И впервые за все это время она радостно улыбнулась своему сыну, своему мужу, не зная, где их посадить и чем угощать. Но и улыбкой нельзя было скрыть неуверенности и страха, потому и прислушивалась ко всему на дворе.
После ужина старый Чигирин, прощаясь, положил руки на плечи жены и, отведя от нее глаза, сказал Григорию:
— Целуй, сынок, мать, да будем собираться в леса.
Марина оторопела, задыхаясь, как рыба на берегу, глотнула воздуха, схватилась за сердце:
— Что ты говоришь?.. Как это — в леса?
И муж твердо ответил:
— Ногами, жена, ногами, машины пока еще нет.
Горячие волны зашумели в голове матери, потекли по ее лицу, по незаметным ранее морщинам.
— Бездушный ты! Я ж и насмотреться не успела на свое дитя!
— Еще насмотришься, — неопределенно пообещал Чигирин. — А сейчас надо идти.
— Пусть хоть один день побудет со мной, — в очах Марины сверкнули слезы. — Только один день молю у тебя.
— Не дало нам время этого дня, — уже хмурится старый. — Еще кто-нибудь ввалится в хату.
— Тогда пусть Григорий к моей маме пойдет, хоть день перебудет.
— Не шути, Марина, потому что лихо не шутит.
Женщина окаменела.
— Лучше бы ты, оглашенный, и не приходил сегодня.

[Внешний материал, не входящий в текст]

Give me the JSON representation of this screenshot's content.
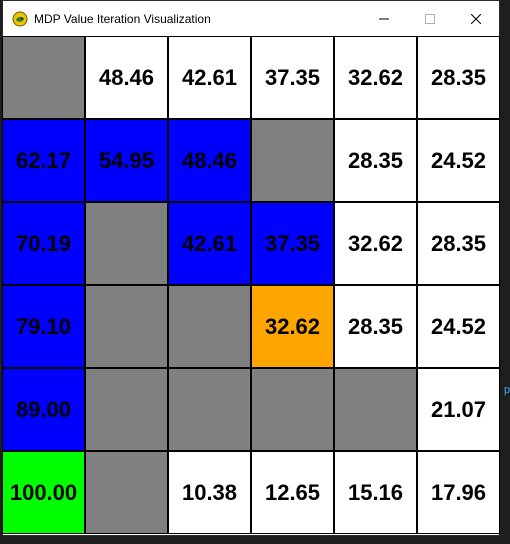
{
  "window": {
    "title": "MDP Value Iteration Visualization",
    "icon": "python-snake-icon"
  },
  "caption_buttons": [
    "minimize",
    "maximize",
    "close"
  ],
  "colors": {
    "wall": "#808080",
    "empty": "#ffffff",
    "path": "#0000ff",
    "goal": "#00ff00",
    "agent": "#ffa500"
  },
  "grid": {
    "rows": [
      [
        {
          "type": "wall",
          "value": ""
        },
        {
          "type": "empty",
          "value": "48.46"
        },
        {
          "type": "empty",
          "value": "42.61"
        },
        {
          "type": "empty",
          "value": "37.35"
        },
        {
          "type": "empty",
          "value": "32.62"
        },
        {
          "type": "empty",
          "value": "28.35"
        }
      ],
      [
        {
          "type": "path",
          "value": "62.17"
        },
        {
          "type": "path",
          "value": "54.95"
        },
        {
          "type": "path",
          "value": "48.46"
        },
        {
          "type": "wall",
          "value": ""
        },
        {
          "type": "empty",
          "value": "28.35"
        },
        {
          "type": "empty",
          "value": "24.52"
        }
      ],
      [
        {
          "type": "path",
          "value": "70.19"
        },
        {
          "type": "wall",
          "value": ""
        },
        {
          "type": "path",
          "value": "42.61"
        },
        {
          "type": "path",
          "value": "37.35"
        },
        {
          "type": "empty",
          "value": "32.62"
        },
        {
          "type": "empty",
          "value": "28.35"
        }
      ],
      [
        {
          "type": "path",
          "value": "79.10"
        },
        {
          "type": "wall",
          "value": ""
        },
        {
          "type": "wall",
          "value": ""
        },
        {
          "type": "agent",
          "value": "32.62"
        },
        {
          "type": "empty",
          "value": "28.35"
        },
        {
          "type": "empty",
          "value": "24.52"
        }
      ],
      [
        {
          "type": "path",
          "value": "89.00"
        },
        {
          "type": "wall",
          "value": ""
        },
        {
          "type": "wall",
          "value": ""
        },
        {
          "type": "wall",
          "value": ""
        },
        {
          "type": "wall",
          "value": ""
        },
        {
          "type": "empty",
          "value": "21.07"
        }
      ],
      [
        {
          "type": "goal",
          "value": "100.00"
        },
        {
          "type": "wall",
          "value": ""
        },
        {
          "type": "empty",
          "value": "10.38"
        },
        {
          "type": "empty",
          "value": "12.65"
        },
        {
          "type": "empty",
          "value": "15.16"
        },
        {
          "type": "empty",
          "value": "17.96"
        }
      ]
    ]
  },
  "background_fragment": "p"
}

Но это мужа не рассердило, он только пожал плечами:
— Не знаю, кто из нас оглашенный, — и снова коснулся рукой плеча жены. — Не надо, слышишь, не надо.

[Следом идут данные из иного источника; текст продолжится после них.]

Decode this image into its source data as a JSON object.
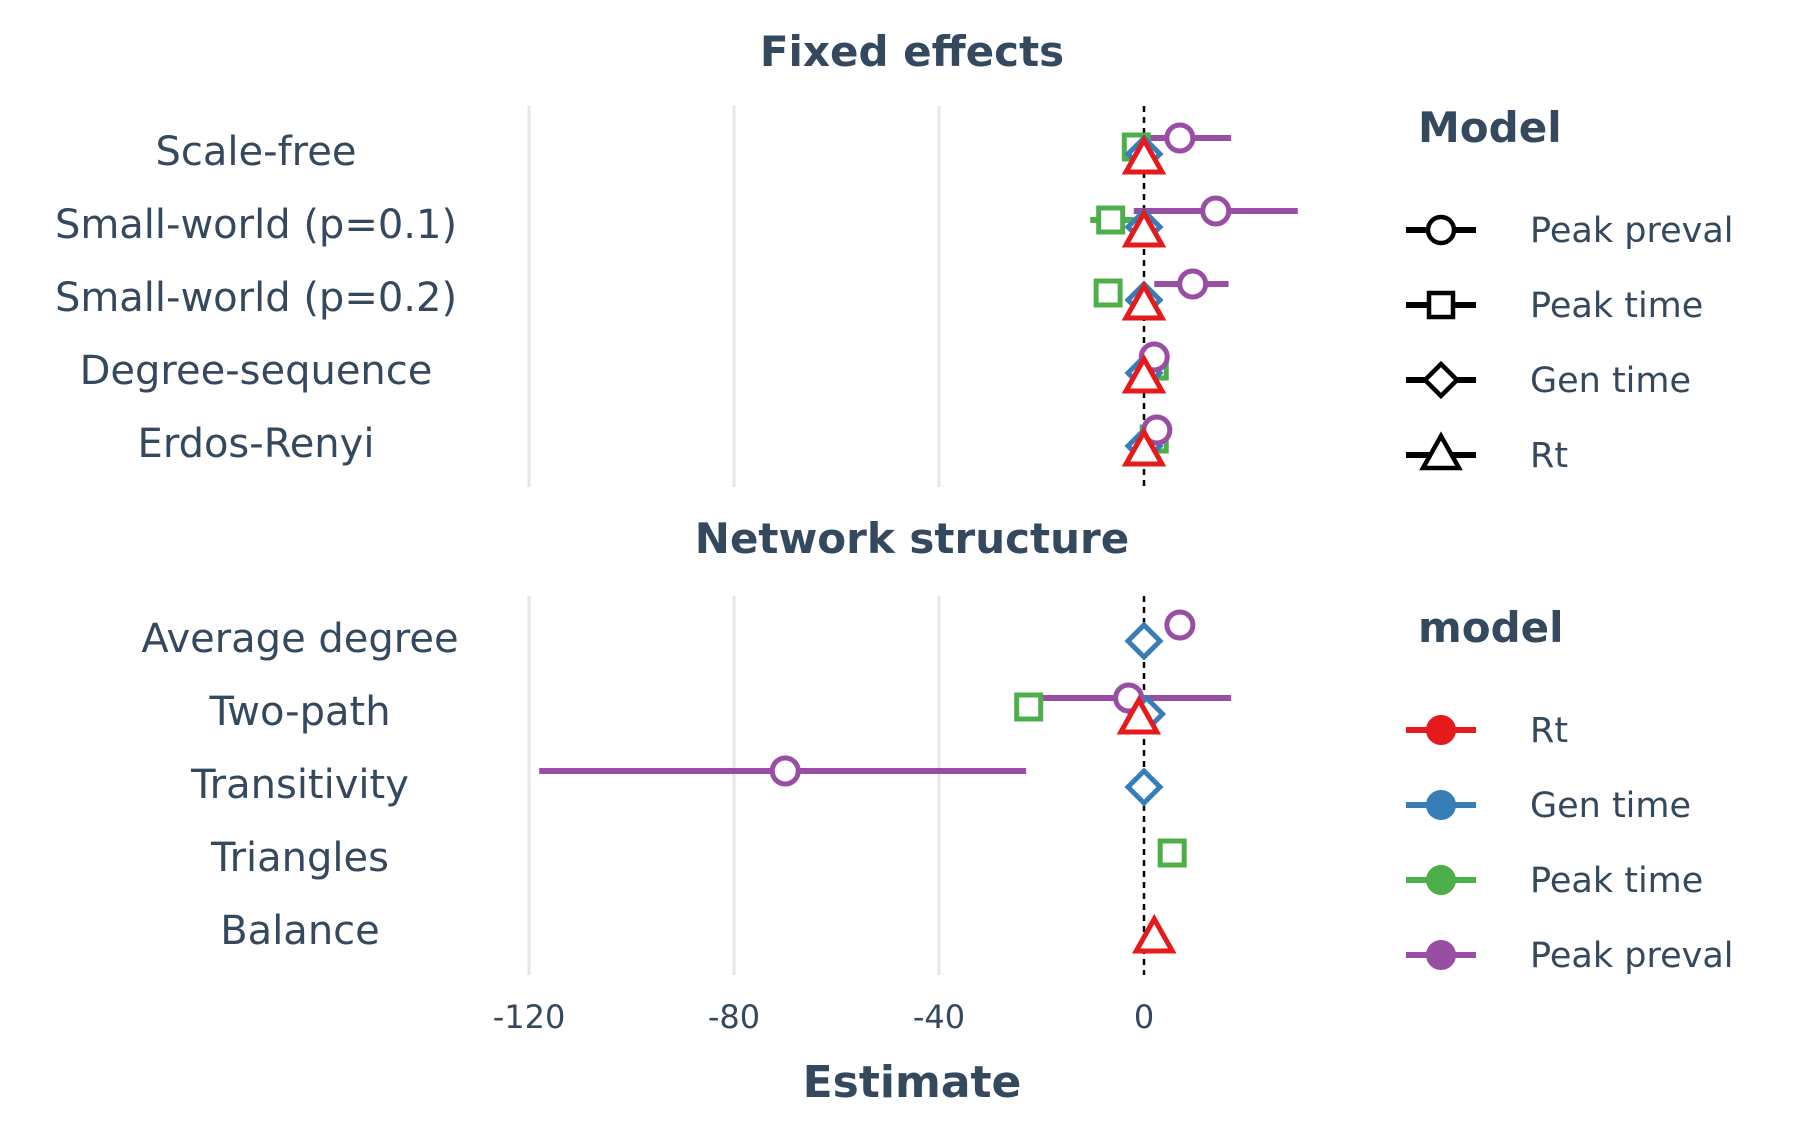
{
  "chart_data": {
    "type": "scatter",
    "subtype": "forest-plot",
    "xlabel": "Estimate",
    "xlim": [
      -125,
      35
    ],
    "xticks": [
      -120,
      -80,
      -40,
      0
    ],
    "reference_line": 0,
    "grid": "vertical major",
    "panels": [
      {
        "title": "Fixed effects",
        "categories": [
          "Scale-free",
          "Small-world (p=0.1)",
          "Small-world (p=0.2)",
          "Degree-sequence",
          "Erdos-Renyi"
        ],
        "series": [
          {
            "name": "Peak preval",
            "shape": "circle",
            "points": [
              {
                "category": "Scale-free",
                "estimate": 7,
                "lo": 0,
                "hi": 17
              },
              {
                "category": "Small-world (p=0.1)",
                "estimate": 14,
                "lo": -2,
                "hi": 30
              },
              {
                "category": "Small-world (p=0.2)",
                "estimate": 9.5,
                "lo": 2,
                "hi": 16.5
              },
              {
                "category": "Degree-sequence",
                "estimate": 2
              },
              {
                "category": "Erdos-Renyi",
                "estimate": 2.5
              }
            ]
          },
          {
            "name": "Peak time",
            "shape": "square",
            "points": [
              {
                "category": "Scale-free",
                "estimate": -1.5
              },
              {
                "category": "Small-world (p=0.1)",
                "estimate": -6.5,
                "lo": -10.5,
                "hi": -2
              },
              {
                "category": "Small-world (p=0.2)",
                "estimate": -7
              },
              {
                "category": "Degree-sequence",
                "estimate": 2
              },
              {
                "category": "Erdos-Renyi",
                "estimate": 2
              }
            ]
          },
          {
            "name": "Gen time",
            "shape": "diamond",
            "points": [
              {
                "category": "Scale-free",
                "estimate": 0
              },
              {
                "category": "Small-world (p=0.1)",
                "estimate": 0
              },
              {
                "category": "Small-world (p=0.2)",
                "estimate": 0
              },
              {
                "category": "Degree-sequence",
                "estimate": 0
              },
              {
                "category": "Erdos-Renyi",
                "estimate": 0
              }
            ]
          },
          {
            "name": "Rt",
            "shape": "triangle",
            "points": [
              {
                "category": "Scale-free",
                "estimate": 0
              },
              {
                "category": "Small-world (p=0.1)",
                "estimate": 0
              },
              {
                "category": "Small-world (p=0.2)",
                "estimate": 0
              },
              {
                "category": "Degree-sequence",
                "estimate": 0
              },
              {
                "category": "Erdos-Renyi",
                "estimate": 0
              }
            ]
          }
        ]
      },
      {
        "title": "Network structure",
        "categories": [
          "Average degree",
          "Two-path",
          "Transitivity",
          "Triangles",
          "Balance"
        ],
        "series": [
          {
            "name": "Peak preval",
            "shape": "circle",
            "points": [
              {
                "category": "Average degree",
                "estimate": 7
              },
              {
                "category": "Two-path",
                "estimate": -3,
                "lo": -20,
                "hi": 17
              },
              {
                "category": "Transitivity",
                "estimate": -70,
                "lo": -118,
                "hi": -23
              }
            ]
          },
          {
            "name": "Peak time",
            "shape": "square",
            "points": [
              {
                "category": "Two-path",
                "estimate": -22.5
              },
              {
                "category": "Triangles",
                "estimate": 5.5
              }
            ]
          },
          {
            "name": "Gen time",
            "shape": "diamond",
            "points": [
              {
                "category": "Average degree",
                "estimate": 0
              },
              {
                "category": "Two-path",
                "estimate": 0.5
              },
              {
                "category": "Transitivity",
                "estimate": 0
              }
            ]
          },
          {
            "name": "Rt",
            "shape": "triangle",
            "points": [
              {
                "category": "Two-path",
                "estimate": -1
              },
              {
                "category": "Balance",
                "estimate": 2
              }
            ]
          }
        ]
      }
    ],
    "legends": [
      {
        "title": "Model",
        "kind": "shape",
        "items": [
          {
            "label": "Peak preval",
            "shape": "circle"
          },
          {
            "label": "Peak time",
            "shape": "square"
          },
          {
            "label": "Gen time",
            "shape": "diamond"
          },
          {
            "label": "Rt",
            "shape": "triangle"
          }
        ]
      },
      {
        "title": "model",
        "kind": "color",
        "items": [
          {
            "label": "Rt",
            "color": "#e41a1c"
          },
          {
            "label": "Gen time",
            "color": "#377eb8"
          },
          {
            "label": "Peak time",
            "color": "#4daf4a"
          },
          {
            "label": "Peak preval",
            "color": "#984ea3"
          }
        ]
      }
    ],
    "colors": {
      "Rt": "#e41a1c",
      "Gen time": "#377eb8",
      "Peak time": "#4daf4a",
      "Peak preval": "#984ea3",
      "text": "#34495e",
      "grid": "#e6e6e6"
    }
  }
}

— В самом деле, мама, не надо, — отозвался и Григорий.
— И ты заодно с этим оглашенным?
— Моим отцом и вашим мужем, мама, — улыбнулся Григорий.
Марина припала к сыну:
— Ты смотри за собой и за ним, у него и до сих пор разум детский.
— Если жена добралась до разума, значит, и вправду пора идти, — рассудительно сказал Чигирин и начал укладывать в торбу хлеб.
— Ирод! — отрубила Марина, пошла в чуланчик и вынесла сала на дорогу. — Положи сверху.
— Ирод сала не ел, — буркнул в бороду муж.
— Ой, Михайло, Михайло… — Начала завязывать торбу — и уже совсем тихо: — Откуда ты взялся на мою голову со своими подснежниками? И как я из-за тебя еще не побелела, как те подснежники?
— Это я твою седину забрал себе… И не очень убивайся. Мы к тебе будем наведываться.
Вскоре отец и сын вышли со двора, нырнули в терпкую волну конопли, а из открытого окна вослед им донеслось до них горькое всхлипывание.
— Бабы, — крякнул Чигирин, — если бы собрать их слезы, то всех лиходеев можно было бы утопить.
XV
Там, где предвечерний лес бросал свои тени под колеса чужих поездов, близнецы сторожко остановились, замерли. Роман держит в руках лопату, а Василь — мешочек как будто с каким-то инструментом. Хлопцы сейчас похожи на рабочих, ремонтирующих железнодорожное полотно. Но напрасно так таились они: сколько ни окинешь взглядом, нигде никого, только тени, как самоубийцы, лежат на колее да порой в лесу, усаживаясь на ночь, пискнет пичужка.